This week, the ESPN Insider page – courtesy of Project Spurs’ Trevor Zickgraf – is running a series on prospective 2012-2013 free agents. San Antonio Spurs’ Tim Duncan made the list as Duncan’s deal will expire after the 2011-12′ season, should there be an season or not.
ESPN writer Kevin Pelton analyzes Duncan and gives his opinion on what has caused Duncan’s production to decline, and Duncan’s deteriorating use in the Spurs’ offense. Pelton discusses Duncan’s offense, defense, and at the end, he gives a surprise consideration Spurs fans will hate to read.

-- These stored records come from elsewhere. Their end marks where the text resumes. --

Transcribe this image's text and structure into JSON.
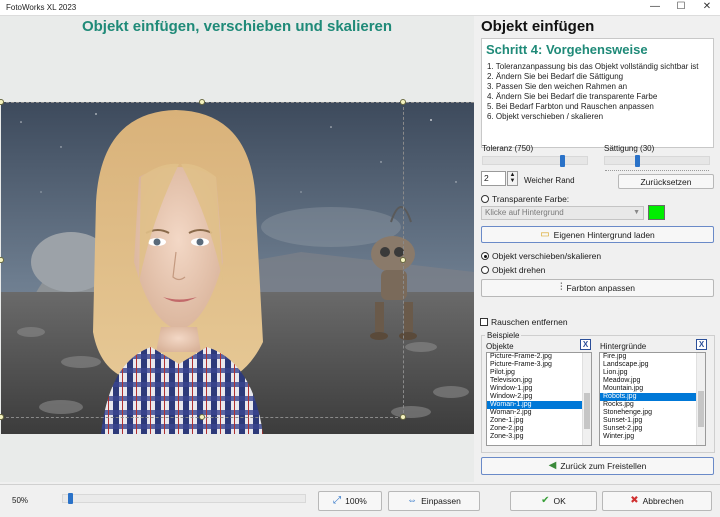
{
  "window": {
    "title": "FotoWorks XL 2023",
    "minimize_glyph": "—",
    "maximize_glyph": "☐",
    "close_glyph": "✕"
  },
  "canvas": {
    "title": "Objekt einfügen, verschieben und skalieren",
    "title_color": "#1f8a78"
  },
  "panel": {
    "heading": "Objekt einfügen",
    "step_title": "Schritt 4: Vorgehensweise",
    "steps": [
      "1. Toleranzanpassung bis das Objekt vollständig sichtbar ist",
      "2. Ändern Sie bei Bedarf die Sättigung",
      "3. Passen Sie den weichen Rahmen an",
      "4. Ändern Sie bei Bedarf die transparente Farbe",
      "5. Bei Bedarf Farbton und Rauschen anpassen",
      "6. Objekt verschieben / skalieren"
    ],
    "tolerance_label": "Toleranz (750)",
    "tolerance_level": 0.78,
    "saturation_label": "Sättigung (30)",
    "saturation_level": 0.3,
    "soft_edge_value": "2",
    "soft_edge_label": "Weicher Rand",
    "reset_label": "Zurücksetzen",
    "transparent_color_label": "Transparente Farbe:",
    "transparent_color_placeholder": "Klicke auf Hintergrund",
    "transparent_color_swatch": "#00ee00",
    "own_background_label": "Eigenen Hintergrund laden",
    "move_scale_label": "Objekt verschieben/skalieren",
    "rotate_label": "Objekt drehen",
    "hue_label": "Farbton anpassen",
    "noise_label": "Rauschen entfernen",
    "examples_label": "Beispiele",
    "objects_label": "Objekte",
    "backgrounds_label": "Hintergründe",
    "clear_label": "X",
    "objects": [
      "Picture-Frame-2.jpg",
      "Picture-Frame-3.jpg",
      "Pilot.jpg",
      "Television.jpg",
      "Window-1.jpg",
      "Window-2.jpg",
      "Woman-1.jpg",
      "Woman-2.jpg",
      "Zone-1.jpg",
      "Zone-2.jpg",
      "Zone-3.jpg"
    ],
    "objects_selected": 6,
    "backgrounds": [
      "Fire.jpg",
      "Landscape.jpg",
      "Lion.jpg",
      "Meadow.jpg",
      "Mountain.jpg",
      "Robots.jpg",
      "Rocks.jpg",
      "Stonehenge.jpg",
      "Sunset-1.jpg",
      "Sunset-2.jpg",
      "Winter.jpg"
    ],
    "backgrounds_selected": 5,
    "back_label": "Zurück zum Freistellen"
  },
  "bottom": {
    "zoom_label": "50%",
    "zoom_level": 0.02,
    "zoom100_label": "100%",
    "fit_label": "Einpassen",
    "ok_label": "OK",
    "cancel_label": "Abbrechen",
    "ok_icon_color": "#3aa03a",
    "cancel_icon_color": "#d03030"
  }
}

Pelton first said analysts and fans must stop comparing Duncan to his days when he was in his MVP form. As stated in my Room for Improvement column on Duncan, Pelton agrees age has caught up to Duncan and coach Gregg Popovich limits Duncan’s body to preserve what he has left for a high level each season to fully use in the playoffs.
Pelton then dives into Duncan’s play by method of advanced statistics.
On a per-minute basis, Duncan’s defensive numbers remain just as good as they were in his prime. Duncan no longer can make multiple defensive plays on the same possession — such as stepping out to thwart the pick-and-roll before recovering to defend the basket — but then again, neither can most big men.
On offense, Duncan has dropped off. The key difference is that he no longer gets to the free throw line on a frequent basis. Historically, about 15 percent of Duncan’s offense has come from free throws. That dropped to a career-low 11 percent in 2010-11. Without those easy points, Duncan’s scoring efficiency has slipped below average. His role in San Antonio’s attack — already smaller than it had ever been — might need to shrink again next season.
Despite those caveats, Duncan remains one of the league’s top big men. He ranked seventh among post players in Basketball Prospectus’ wins above replacement (WARP) statistic last season. His per-minute performance put him as the league’s 10th-best player. Duncan probably has another season or maybe two as an All-Star-level player as he ages gracefully at 35. Fittingly, his closest comparison at the same age is former teammate David Robinson, who made his last All-Star team at 36 and started on a championship team at age 38 before retiring.
Here is where Spurs fans cringe, Pelton suggests for the benefit of the Spurs’ future, the Spurs should look into trading their greatest player to ever wear the silver and black.
Presumably, Duncan will join his predecessor in retiring as a lifelong member of the Spurs. In the unlikely event he looks elsewhere, his game and temperament would be a perfect veteran complement to the Oklahoma City Thunder. The Thunder won’t have cap room in 2012 but could offer some young prospects to San Antonio as part of a sign-and-trade deal.
I enjoyed reading the piece by Pelton, butin my opinion, there are two Spurs players that should never be considered for a trade, their initials are T.D. and M.G.